KURBANLA İLGİLİ EN FAZLA SORULAN SORULAR
- Kurban kesmek kimlere vaciptir?
Kurban kesmek, akıllı, ergen, dinen zengin sayılacak kadar mal varlığına sahip ve mukim olan her Müslüman’ın yerine getirmesi gereken mali bir ibadettir. Temel ihtiyaçlarından ve borcundan başka nisap miktarı (80.18 gr. altın veya bunun değerinde para, mal veya eşya)’ya sahip olan kişi dinen zengindir. Dolayısıyla, Allah’ın kendisine bahşetmiş olduğu nimetlere şükran ifadesi ve Allah yolunda fedakârlığın nişanesi olmak üzere kurban kesmelidir.
- Kurbanda nisaba dâhil olan değerler (para, mal veya eşya) nelerdir?
Nisap; zekât, fitre ve kurban gibi ibadetler için konulan bir zenginlik ölçüsüdür. Buna dinen asgari zenginlik ölçüsü de diyebiliriz. Borcundan ve aslî ihtiyaçlarından fazla olarak nisap miktarı kadar para, mal veya eşyaya sahip olan kişi dinen zengindir. Böyle bir kişi, zekât veya sadaka alamayacağı gibi fitre vermek ve kurban kesmekle yükümlü olur. Zekâta tabi olan mallar, özellikleri ve her birinin nisap miktarları bellidir. Zekâtta, sahip olunan malların kişinin mülkiyetinde bir kameri yıl bulunması (yani üzerinden bir yıl geçmesi) ve bu malların hakikaten veya hükmen artıcı özelliğe sahip olmaları şarttır. Kurbanda ve fitrede ise bu iki şart yoktur. Mesela sahip olunan arsa, ikinci bir ev, ikinci bir araba zekât nisabına dâhil değil iken, kurban nisabına dâhildir. Kadınların sahip oldukları altın ve gümüş olan ziynetleri zekât ve kurban nisabına katılır. İnci, mercan, pırlanta, zümrüt gibi ziynet eşyaları ise, sadece kurban nisabına katılır, zekât nisabına katılmaz.
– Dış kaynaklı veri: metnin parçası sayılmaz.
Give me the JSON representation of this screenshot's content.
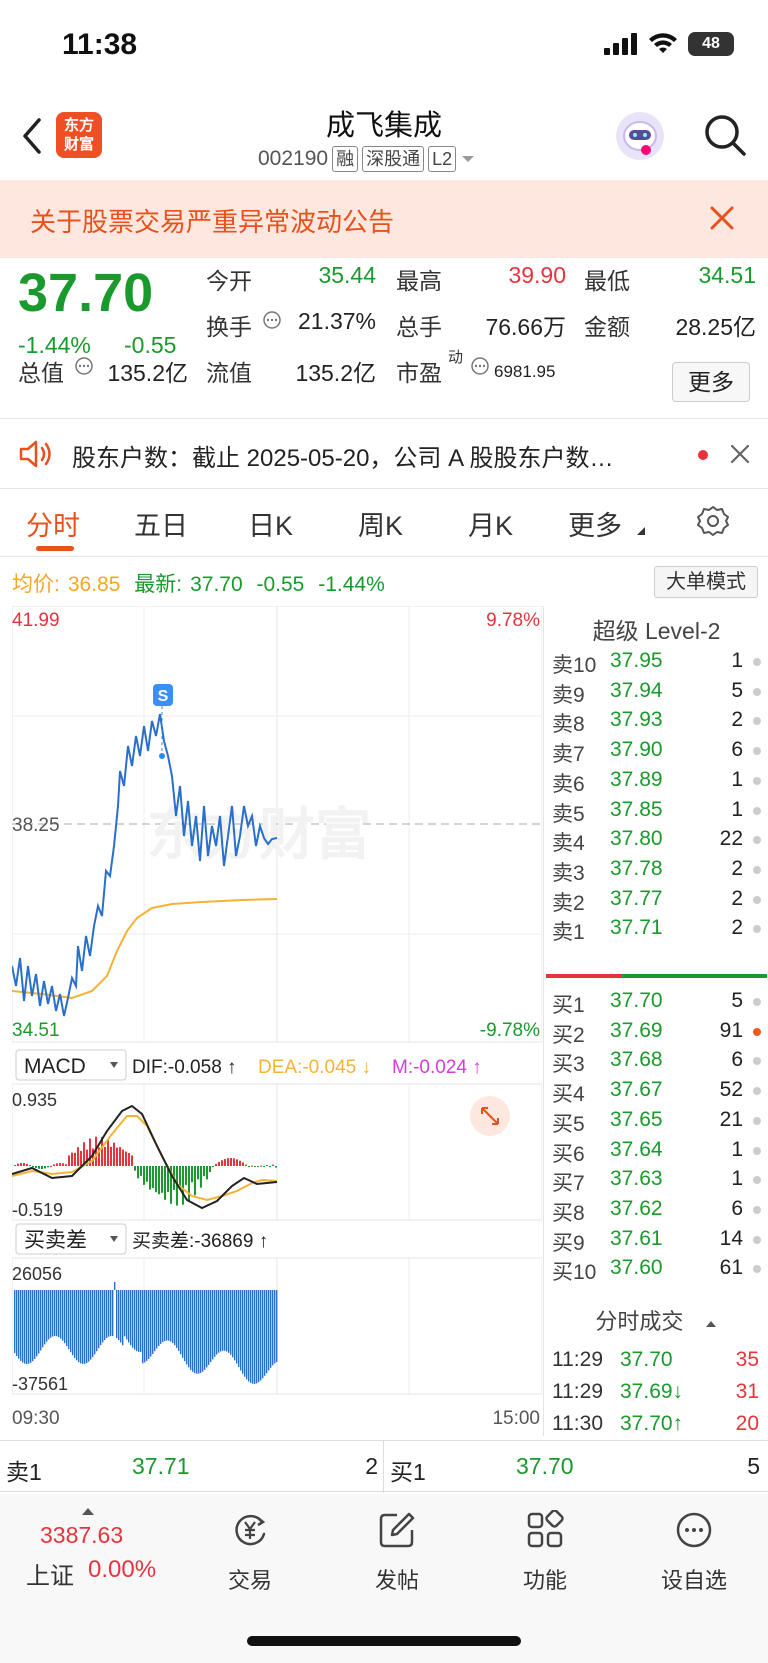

Çiftçilerin sahip oldukları tarlalar, traktör de dâhil ziraat aletleri, sütlerinden istifade ettikleri inekleri zekât ve kurbanda nisaba dâhil edilmez. Ticaret için sahip oldukları hayvanlar ise zekât ve kurbanda nisaba dâhil edilirler.
- Aile fertlerinden zengin olan her bireyin ayrı ayrı kurban kesmeleri gerekir mi?
İbadetlerde sorumluluk bireyseldir. Bu nedenle ailede dinen zengin olan her ferdin ayrı ayrı kurban kesmesi gerekir.
- Kurbana ortak olacaklarda aranan şartlar nelerdir?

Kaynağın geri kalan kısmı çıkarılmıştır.